RS-GPT4V: A Unified Multimodal Instruction-Following Dataset for Remote Sensing Image Understanding

TL;DR

This work addresses the need for unified, instruction-following datasets in remote sensing vision-language tasks by proposing RS-GPT4V, constructed through Instruction-Annotation Adaption and Instruction-Response Generation to unify tasks under a single (Question, Answer) format with hierarchical descriptions and multi-turn reasoning. The dataset emphasizes Unity, Diversity, Correctness, Richness, Complexity, and Robustness, and is used to fine-tune LLaVA-1.5-7B via Full-FT, LoRA, and MoE-LoRA, evaluated across image captioning, visual question answering, and visual grounding. Results show significant improvements in captioning, RSVQA, and grounding, with MoE-LoRA often delivering strong multi-task performance, though dataset size—especially for Sydney-Captions—impacts generalization. The authors release RS-GPT4V publicly and plan to extend coverage to infrared and SAR modalities, aiming to advance unified RSI understanding in practical analyses and applications.

Abstract

The remote sensing image intelligence understanding model is undergoing a new profound paradigm shift which has been promoted by multi-modal large language model (MLLM), i.e. from the paradigm learning a domain model (LaDM) shifts to paradigm learning a pre-trained general foundation model followed by an adaptive domain model (LaGD). Under the new LaGD paradigm, the old datasets, which have led to advances in RSI intelligence understanding in the last decade, are no longer suitable for fire-new tasks. We argued that a new dataset must be designed to lighten tasks with the following features: 1) Generalization: training model to learn shared knowledge among tasks and to adapt to different tasks; 2) Understanding complex scenes: training model to understand the fine-grained attribute of the objects of interest, and to be able to describe the scene with natural language; 3) Reasoning: training model to be able to realize high-level visual reasoning. In this paper, we designed a high-quality, diversified, and unified multimodal instruction-following dataset for RSI understanding produced by GPT-4V and existing datasets, which we called RS-GPT4V. To achieve generalization, we used a (Question, Answer) which was deduced from GPT-4V via instruction-following to unify the tasks such as captioning and localization; To achieve complex scene, we proposed a hierarchical instruction description with local strategy in which the fine-grained attributes of the objects and their spatial relationships are described and global strategy in which all the local information are integrated to yield detailed instruction descript; To achieve reasoning, we designed multiple-turn QA pair to provide the reasoning ability for a model. The empirical results show that the fine-tuned MLLMs by RS-GPT4V can describe fine-grained information. The dataset is available at: https://github.com/GeoX-Lab/RS-GPT4V.

Figures (6)

• Figure 1: Evolution of Remote Sensing Tasks and Data. The figure illustrates the progression from early remote sensing tasks using purely visual data to advanced tasks using visual language data. By adding instructions, these data can be transformed into multimodal instruction-following datasets.
• Figure 2: Design Principles and Characteristics of the RS-GPT4V Dataset.
• Figure 3: Principles-Driven Pipeline for RS-GPT4V Dataset Construction. The construction process of the RS-GPT4V dataset follows design principles for unified remote sensing tasks. The pipeline includes data collection from various remote sensing datasets, instruction-response generation with detailed descriptions, complex reasoning, and multi-turn conversation, and instruction-annotation adaption to create a comprehensive and accurate dataset.
• Figure 4: Performance on Image Captioning Tasks Across Four Remote Sensing Datasets. Comparison of our benchmark with current state-of-the-art methods on UCM-Captions, RSICD, Sydney-Captions, and NWPU-Captions datasets.

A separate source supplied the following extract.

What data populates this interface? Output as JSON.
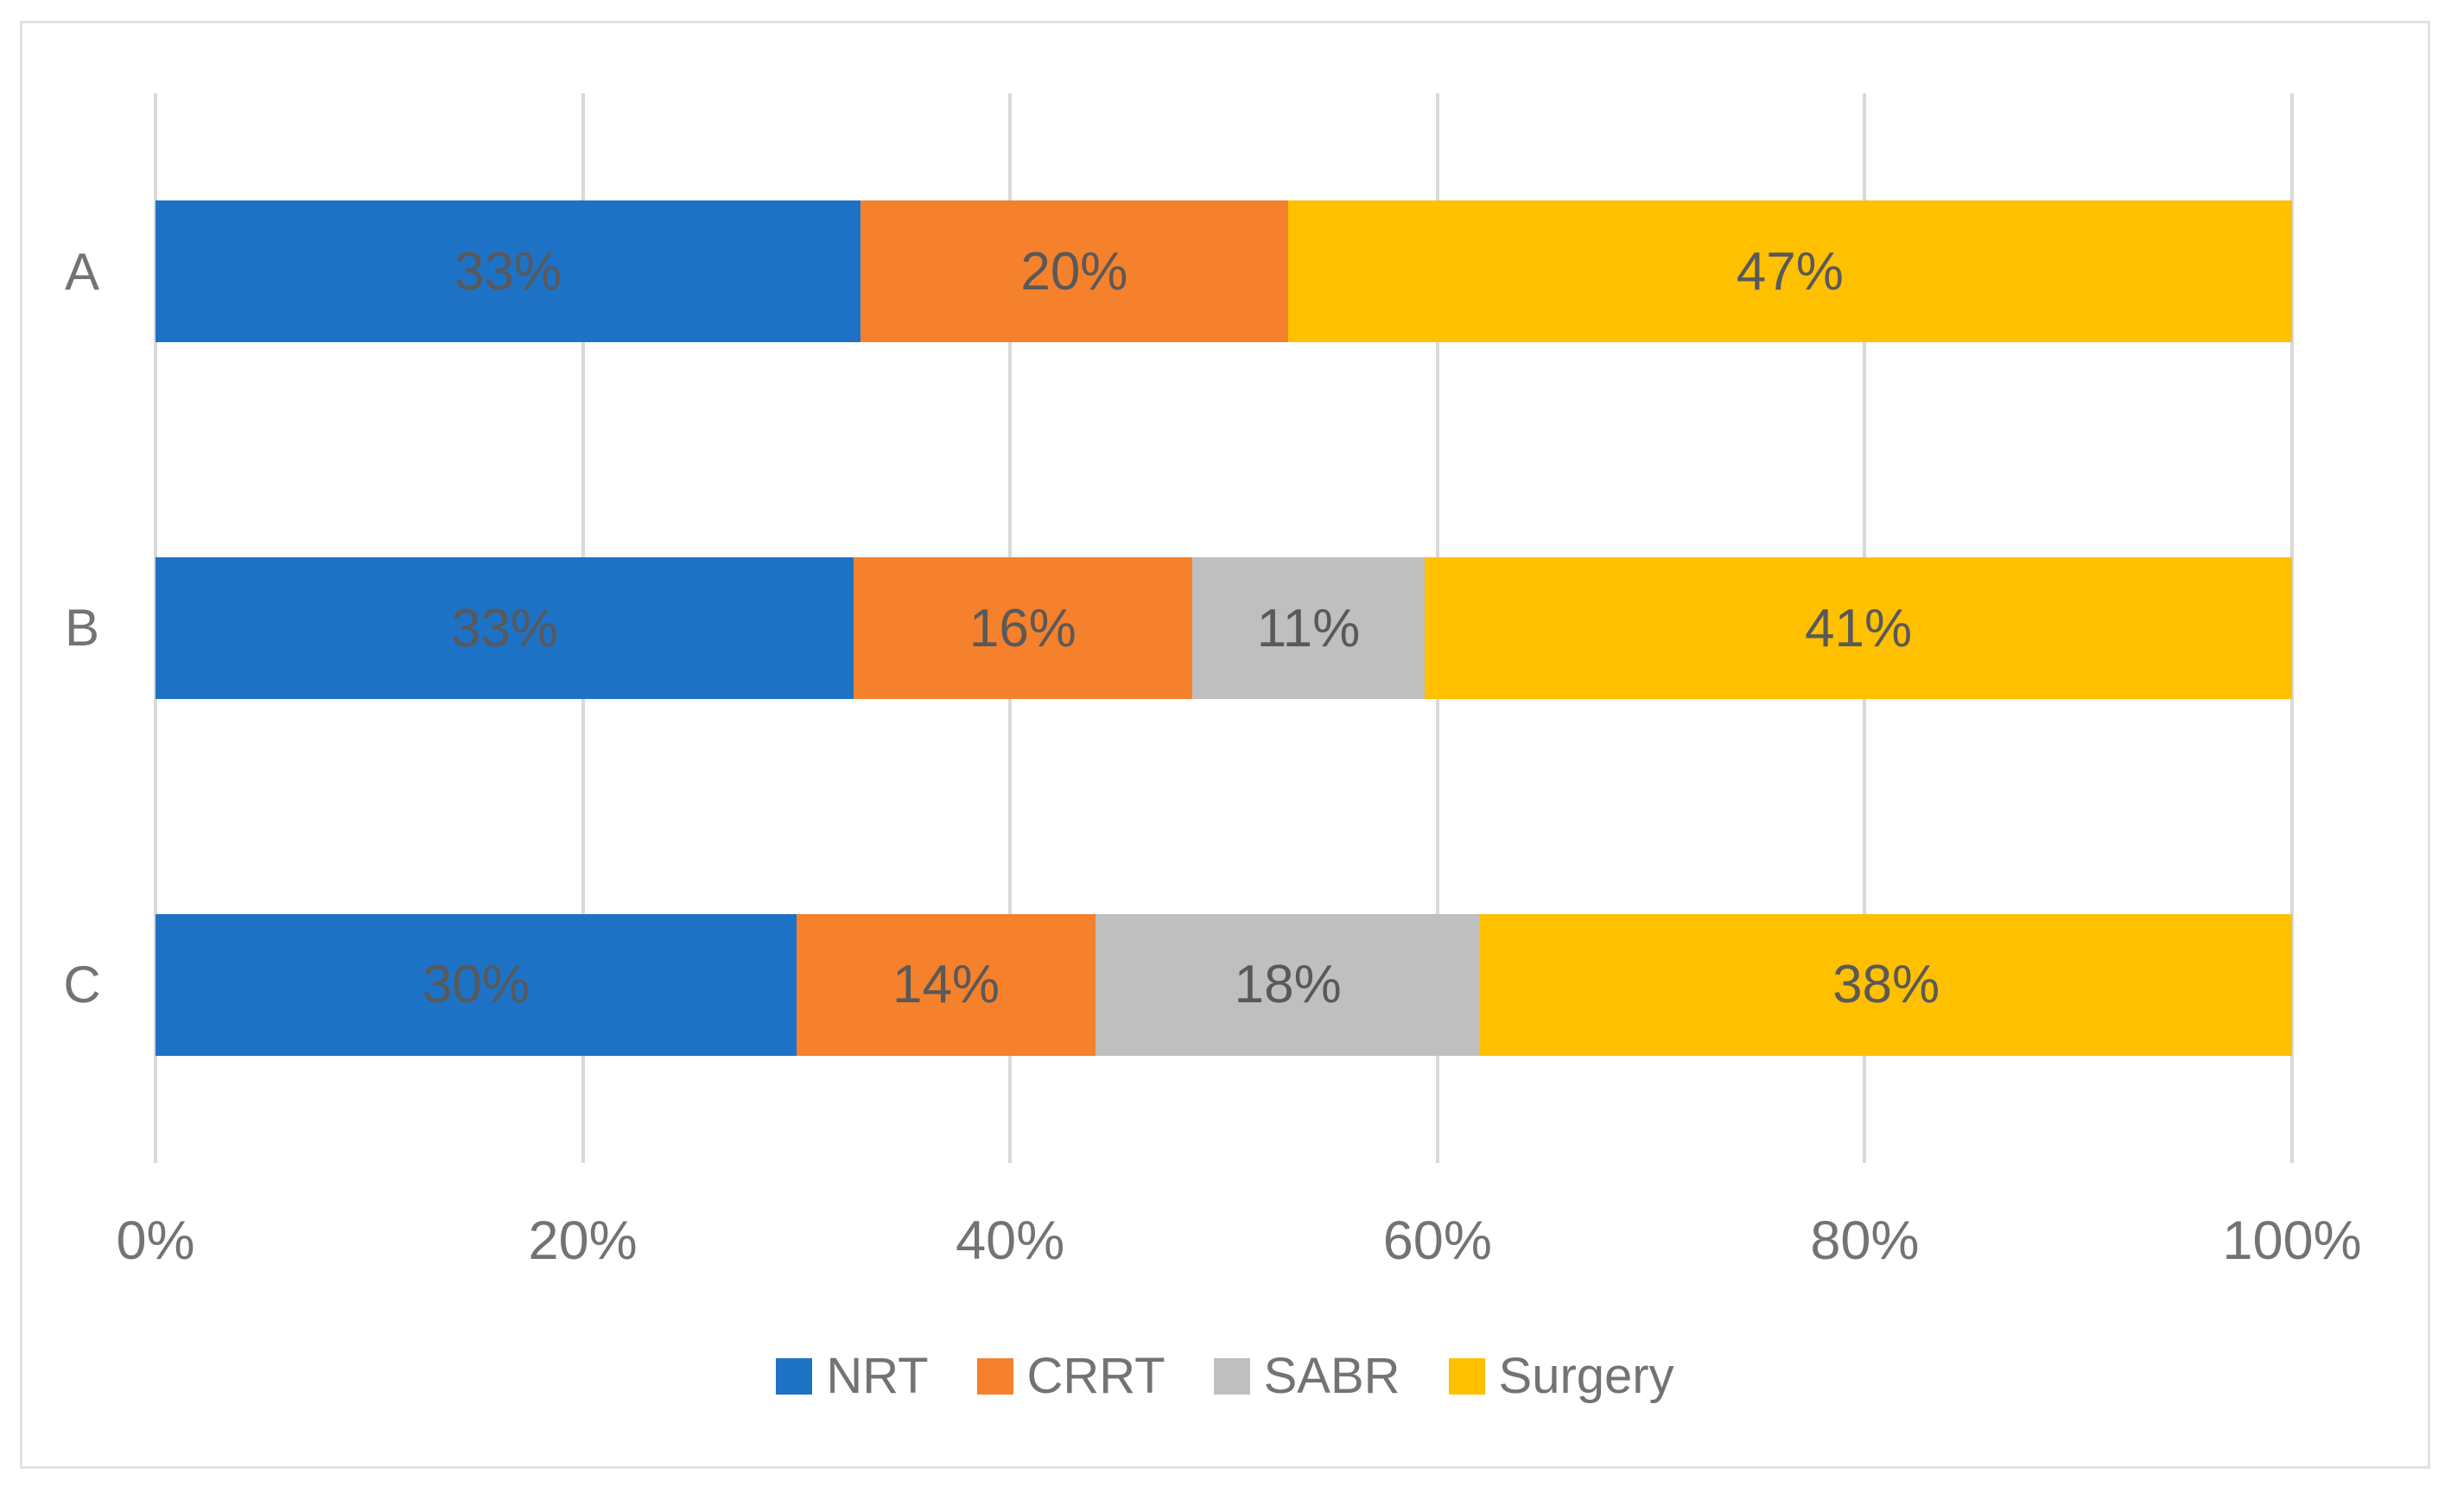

Metrics include BLEU-1papineni2002bleu, BLEU-2, BLEU-3, BLEU-4 (measure of $n$-gram precision), METEORbanerjee-lavie-2005-meteor (measure of precision, recall, and $F_1$ score), ROUGE_LROUGE_L (measure of longest common subsequence), CIDErcider (measure of consensus-based evaluation), and SPICEanderson2016spice (measure of semantic propositional content).
• Figure 5: Accuracy of Different Models on RSVQA-LR and RSVQA-HR Datasets. Metrics include Count, Presence, Comparison, Rural/Urban, the average accuracy (AA), and the overall accuracy (OA).